The Eastern Oregonian published a nice series of videos about railroading in Oregon. They cover the facts about Oregon’s railroads, a look at the Hinkle engine facility, and a family’s story of working for the UP. I think you all will enjoy the stories and the wonderful videography.
You can find all three videos at these locations.
Oregon Railroads: Just the Facts
Behind the Scenes: Locomotive Repair Shop
6 Generations of Railroading
On the 14th I spent an impromptu day in the Columbia River Gorge watching trains and hanging out with some friends. I decided to make a full day of it so I was up at 4 and on the road at 5. My goal was to be at tunnel 2 east of Cooks when the sun came up and my timing was impeccable as I was able to sit on the shore of the mighty Columbia and watch the sun pop over the mountains to the east. It was a beautiful morning…as long as you could stay out of the wind. I fought hard to keep everything on the ground while perched up on the rock just east of the tunnel. Brutal.
I captured three trains there but I’m not quite ready to share those images just yet.
I followed the last eastbound to Bingen where it met a manifest. A 10mph slow order and the slow down for the meet allowed me to get ahead to capture the image above of the train winding around the rocks and across the Locke Lake fill. These guys were in a hurry to get to Lyle to meet the Builder so I let them go about their business and found a place to photograph 27.
More about the day in my next post…
16 minutes before sunrise an eastbound Union Pacific manifest train nears the summit at Telocaset, Oregon. By the time the train crosses the summit and descends to the Baker valley the sun will be up and a new day will have dawned.
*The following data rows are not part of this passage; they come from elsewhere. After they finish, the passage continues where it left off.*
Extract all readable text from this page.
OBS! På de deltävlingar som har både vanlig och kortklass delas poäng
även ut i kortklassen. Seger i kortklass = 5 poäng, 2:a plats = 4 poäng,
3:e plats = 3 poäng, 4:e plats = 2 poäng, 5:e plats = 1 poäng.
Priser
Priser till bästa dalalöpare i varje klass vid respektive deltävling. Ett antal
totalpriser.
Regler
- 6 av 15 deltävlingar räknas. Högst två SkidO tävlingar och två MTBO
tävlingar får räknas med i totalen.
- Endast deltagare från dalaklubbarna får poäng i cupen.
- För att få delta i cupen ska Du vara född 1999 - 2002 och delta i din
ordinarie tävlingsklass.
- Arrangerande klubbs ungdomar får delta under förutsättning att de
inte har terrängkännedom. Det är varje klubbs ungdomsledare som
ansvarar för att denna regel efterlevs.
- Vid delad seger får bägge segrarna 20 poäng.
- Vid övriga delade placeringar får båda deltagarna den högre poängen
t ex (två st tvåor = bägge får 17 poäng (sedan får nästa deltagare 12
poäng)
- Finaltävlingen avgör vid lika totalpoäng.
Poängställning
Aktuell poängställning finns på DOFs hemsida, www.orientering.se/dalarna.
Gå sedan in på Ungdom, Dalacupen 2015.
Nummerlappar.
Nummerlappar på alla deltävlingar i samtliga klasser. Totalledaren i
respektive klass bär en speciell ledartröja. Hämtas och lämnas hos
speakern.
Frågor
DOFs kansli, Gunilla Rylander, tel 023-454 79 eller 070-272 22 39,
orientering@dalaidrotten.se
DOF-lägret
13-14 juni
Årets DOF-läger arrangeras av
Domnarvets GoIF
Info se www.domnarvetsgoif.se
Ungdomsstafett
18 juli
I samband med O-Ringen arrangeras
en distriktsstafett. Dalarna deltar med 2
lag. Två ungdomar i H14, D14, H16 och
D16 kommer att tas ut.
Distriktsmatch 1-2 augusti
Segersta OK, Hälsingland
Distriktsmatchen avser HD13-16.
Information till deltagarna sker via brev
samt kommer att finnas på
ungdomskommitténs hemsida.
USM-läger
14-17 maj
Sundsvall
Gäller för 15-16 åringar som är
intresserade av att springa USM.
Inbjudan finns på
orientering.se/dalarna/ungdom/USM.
Right now though the train is illuminated by the twilight reflecting off the atmosphere and giving me the hint a new day is coming.
Getting up early has its rewards!
Sunday evening a Google+ photo walk, organized by three local photographers, was held in Portland. Aaron and I joined in the festivities though railroad photographs were not the primary focus of this walk. The walkers were made up of a variety of photographers from around the area including some from north of Everett. The walk started at Union Station and proceeded towards the river, the Eastbank Esplanade, and eventually the Hair of the Dog Brewery on the east side. Hey, photographers of all sorts love beer, not just railfans!
Sunday the weather grew increasingly wetter and by the time the walk started around 4:30pm the rain was steady. Despite the dampness quite a crowd showed up and impressed the organizers who thought many would not attended. I had a couple of rail related images I wanted to capture and right out of the gate I set up for a couple of them. As we moved along it grew dark and the wet streets started to reflect light from various street lights, headlights, signs, and buildings. There was a lot of shiny goodness going on!
When I arrived at the Skidmore Fountain MAX stop I saw a wonderful photo brewing. Street lights lit the area brightly and the reflections from the cobblestone textured streets were spectacular. I set up my tripod and waited for a MAX train to arrive. The result? This colorful image of a westbound blue line train departing Skidmore Fountain. As we walked we talked about how if any of us got 1 or 2 really good shots from the walk, we’d be happy. After I saw this shot on the computer, I was happy.
If you are interested in other’s results from the walk you can view everyone’s contributed images from the photowalk, including mine and Aaron’s here.
When you drive up the Columbia River Gorge on the highway it is really tough to tell sometimes that you are passing through a pretty major mountain range. The mountains are certainly there but they tower above so high that it isn’t really obvious what is going on. If you drive I-84 and look across at Washington the mountains are not as abrupt or as steep as on the Oregon side so you have the illusion that you are passing through a gentle valley. That’s far from the truth.
I love to find places where the river is fairly narrow and you can easily photograph across it. Moffett Creek below Bonneville dam is one of the places where that is possible. With fresh snow on the mountains and the rocky terrain I knew I wanted to visit here and capture a Union Pacific train crossing the bridge. UP set me up with two trains for this so I took advantage.
What is hard to see in this image is how tall the mountain in the background really is. The river is around 40′ above sea level and Wauneka Point tops out at over 2800′ (according to mytopo.com)! This image is actually a panorama shot vertically at 51mm and from what I can tell I’m only showing about 1/3 of the mountain. Impressive to be in the Cascades.